Language日本語English繁體中文简体中文한국어EspañolFrançais

Guide · Fiscalité

Retenue à la source pour non-résidents (20,42 %) au Japon

Si vous êtes propriétaire étranger d'un bien locatif au Japon, le Japon retient 20,42 % des loyers bruts. Presque tout se récupère avec la déclaration annuelle — mais l'impact sur la trésorerie est réel et souvent sous-estimé.

Cette page est un brouillon de traduction par IA ; la version finale est en cours de relecture. Le contenu s'appuie sur le cadre légal japonais en vigueur.

1. Qui retient et sur quoi

Selon la loi fiscale japonaise, la personne qui verse le loyer à un propriétaire non-résident doit prélever 20,42 % (20 % d'IR + 0,42 % de surtaxe reconstruction) et le reverser au fisc avant le 10 du mois suivant.

2. Exemple de trésorerie

Loyer mensuel :              ¥110 000
Retenue (20,42 %) :         −¥22 462
Gestion (7 %) :             −¥7 700
Provision taxe foncière :   −¥10 000
Mensualité de prêt :        −¥60 000
                            ────────
Encaissé réellement :        ¥9 838

Les ¥22 462 ne sont pas perdus — vous les récupérez à la déclaration annuelle — mais jusqu'à mars de l'année suivante, cet argent est chez l'État japonais, pas chez vous.

3. Représentant fiscal (nōzei-kanri-nin)

Tout non-résident percevant des revenus de source japonaise doit désigner un représentant fiscal. Il reçoit les correspondances du fisc et dépose les déclarations en votre nom. Options :

4. Déclaration annuelle

Date limite : 15 mars de l'année suivante. Elle consiste à :

  1. Déclarer les loyers bruts et déduire les charges réelles : gestion, taxe foncière, assurance, réparations, intérêts d'emprunt (pas le capital) et surtout l'amortissement.
  2. Calculer le revenu imposable réel — presque toujours nettement inférieur au brut.
  3. Comparer avec les 20,42 % déjà retenus : il en résulte presque toujours un remboursement.
  4. Le remboursement arrive en 4–8 semaines sur le compte bancaire japonais du représentant fiscal.

5. L'amortissement est le principal levier

Les bâtiments au Japon s'amortissent selon des durées d'usage légales :

Les biens d'occasion dont l'âge dépasse la durée légale peuvent appliquer la règle de l'occasion, qui génère souvent 4–8 années de fortes pertes comptables neutralisant intégralement les revenus locatifs japonais. Les vieilles maisons en bois sont utilisées comme levier fiscal par les investisseurs étrangers à hauts revenus (depuis la réforme de 2020, les résidents au Japon ne peuvent plus imputer les pertes de biens étrangers ; vérifiez toujours les règles en vigueur selon votre statut).

6. Conventions fiscales : ce qu'elles changent

Le Japon a une convention avec les principaux marchés (France, États-Unis, Royaume-Uni, Singapour, Hong Kong, Australie, Taïwan). Sur les loyers, la convention n'exonère pas de l'impôt japonais — le Japon conserve son droit d'imposer en tant que pays de la source. Ce que font les conventions :

Conclusion pratique : payez d'abord l'intégralité de l'impôt japonais, puis appliquez le crédit d'impôt dans votre pays. Ne tenez pas pour acquis que la convention annule l'impôt japonais.

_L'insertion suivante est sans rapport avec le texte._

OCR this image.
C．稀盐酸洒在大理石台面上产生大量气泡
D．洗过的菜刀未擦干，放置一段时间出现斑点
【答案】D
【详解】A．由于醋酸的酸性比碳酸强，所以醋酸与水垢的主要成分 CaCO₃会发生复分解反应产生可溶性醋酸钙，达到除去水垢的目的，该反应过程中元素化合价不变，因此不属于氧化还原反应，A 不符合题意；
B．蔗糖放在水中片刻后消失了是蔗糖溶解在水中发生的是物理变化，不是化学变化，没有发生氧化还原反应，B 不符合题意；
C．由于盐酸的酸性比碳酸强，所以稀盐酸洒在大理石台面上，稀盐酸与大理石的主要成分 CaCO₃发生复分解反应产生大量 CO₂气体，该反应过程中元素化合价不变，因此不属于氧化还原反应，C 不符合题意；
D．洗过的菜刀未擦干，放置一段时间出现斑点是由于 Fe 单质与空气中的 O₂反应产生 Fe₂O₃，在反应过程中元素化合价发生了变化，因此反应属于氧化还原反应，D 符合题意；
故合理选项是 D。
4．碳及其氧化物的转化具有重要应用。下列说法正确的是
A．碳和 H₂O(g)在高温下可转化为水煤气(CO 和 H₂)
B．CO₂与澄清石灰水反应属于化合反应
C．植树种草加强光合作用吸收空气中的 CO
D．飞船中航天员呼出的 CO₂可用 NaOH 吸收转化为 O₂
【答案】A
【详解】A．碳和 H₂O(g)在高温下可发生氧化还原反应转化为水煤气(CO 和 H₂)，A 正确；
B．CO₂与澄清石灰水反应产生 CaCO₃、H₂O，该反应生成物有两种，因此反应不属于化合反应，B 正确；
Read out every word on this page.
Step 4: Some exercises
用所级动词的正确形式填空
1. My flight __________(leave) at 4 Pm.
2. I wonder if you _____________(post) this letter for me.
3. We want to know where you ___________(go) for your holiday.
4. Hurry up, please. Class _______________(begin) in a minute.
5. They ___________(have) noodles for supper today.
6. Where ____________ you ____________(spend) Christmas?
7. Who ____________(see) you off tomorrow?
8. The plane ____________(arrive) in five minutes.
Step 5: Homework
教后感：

7. Impôt sur la plus-value à la revente

Quand un non-résident vend, l'acheteur retient 10,21 % du prix total (exonéré si le prix est ≤ ¥100M et si l'acheteur va occuper le bien en tant que particulier). La déclaration calcule ensuite l'impôt réel :

Le trop-perçu est remboursé après la déclaration.

8. Comment le modéliser correctement

Tout modèle doit afficher trois lignes de trésorerie : NOI avant impôts, cash après retenue et revenu réel après remboursement. RE/ANALYSIS calcule les trois automatiquement pour les propriétaires non-résidents — essayez-le maintenant avec votre bien.

Compte gratuit · 150 crédits IA offerts

Collez l'URL d'un bien japonais et obtenez rendement, DSCR, cash-flow après impôts et scénarios de sortie en quelques secondes.
Sauvegarder, partager et exporter en PDF nécessitent un compte gratuit (10 s, sans carte).